If fire calls are dropping, cut their budgets & chanel the money into EMS. start from the ground up & standarise all training, get rid of the mills that churn out moron medics. Maintain the fire department to the number of calls they attend. Then maintain an EMS service to the number of calls they attend. See who bitches about funding etc then.

the direction I am proposing is fire and EMS to evolve into a all risk system lets park the agenda's of both entities and rewrite them to benefit the customer best.

The only way this can happen is for thenm to be seperate entities.

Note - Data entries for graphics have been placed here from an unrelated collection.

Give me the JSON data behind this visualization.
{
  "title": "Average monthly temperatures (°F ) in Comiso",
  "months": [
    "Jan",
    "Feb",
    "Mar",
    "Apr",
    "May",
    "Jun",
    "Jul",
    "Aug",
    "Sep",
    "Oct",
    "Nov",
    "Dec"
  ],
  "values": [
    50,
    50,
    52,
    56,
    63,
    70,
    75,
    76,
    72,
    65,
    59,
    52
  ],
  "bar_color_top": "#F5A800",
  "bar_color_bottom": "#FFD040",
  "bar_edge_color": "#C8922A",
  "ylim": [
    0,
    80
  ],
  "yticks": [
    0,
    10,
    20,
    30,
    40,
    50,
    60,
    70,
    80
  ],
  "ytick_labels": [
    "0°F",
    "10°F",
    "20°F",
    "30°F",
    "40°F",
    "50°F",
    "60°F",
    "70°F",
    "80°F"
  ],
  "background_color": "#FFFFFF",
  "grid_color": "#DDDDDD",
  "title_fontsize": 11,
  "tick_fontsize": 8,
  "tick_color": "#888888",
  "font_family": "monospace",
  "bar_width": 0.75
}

The Ego of fire (hero mentality) is too big & while they believe that they are the be all & end all, the utopia you are deluded about will never & can never occur.

Posted (edited)

the direction I am proposing is fire and EMS to evolve into a all risk system lets park the agenda's of both entities and rewrite them to benefit the customer best.

If the Fire Service is so bloody fantastic at providing "customer" service; why is it that in as far as I know, every other nation on earth (with the exception of like one department in Canada) is the fire department not involved in EMS?

The New Zealand Fire Service Commission and the NZ Professional Firefighters Union have long refused to get involved in any form of patient care or ambulance response (beyond first response in a few very rural areas) because it's not the mission of thier service or in the interest of the public or thier members!

Edited by kiwimedic
Posted

Would anyone care to respond to my observation that things are smoother when a Fire Department ASKS to have EMS duties included in their overall mission, by the members, as opposed to BEING TOLD, by non members (like the local mayor) that they HAVE to include EMS operations in their overall mission?

Posted

Would anyone care to respond to my observation that things are smoother when a Fire Department ASKS to have EMS duties included in their overall mission, by the members, as opposed to BEING TOLD, by non members (like the local mayor) that they HAVE to include EMS operations in their overall mission?

Won't last long. The first ones on the bus post-takeover will be the first ones looking for an engine bid when the next new hire group (who were required to be paramedics as a condition of hire, of course) comes in.

There are plenty of "combined" services that are "separate" FNDY for example.

Congratulations, you just used one of the most disastrous Fire-EMS mergers in history as your evidence.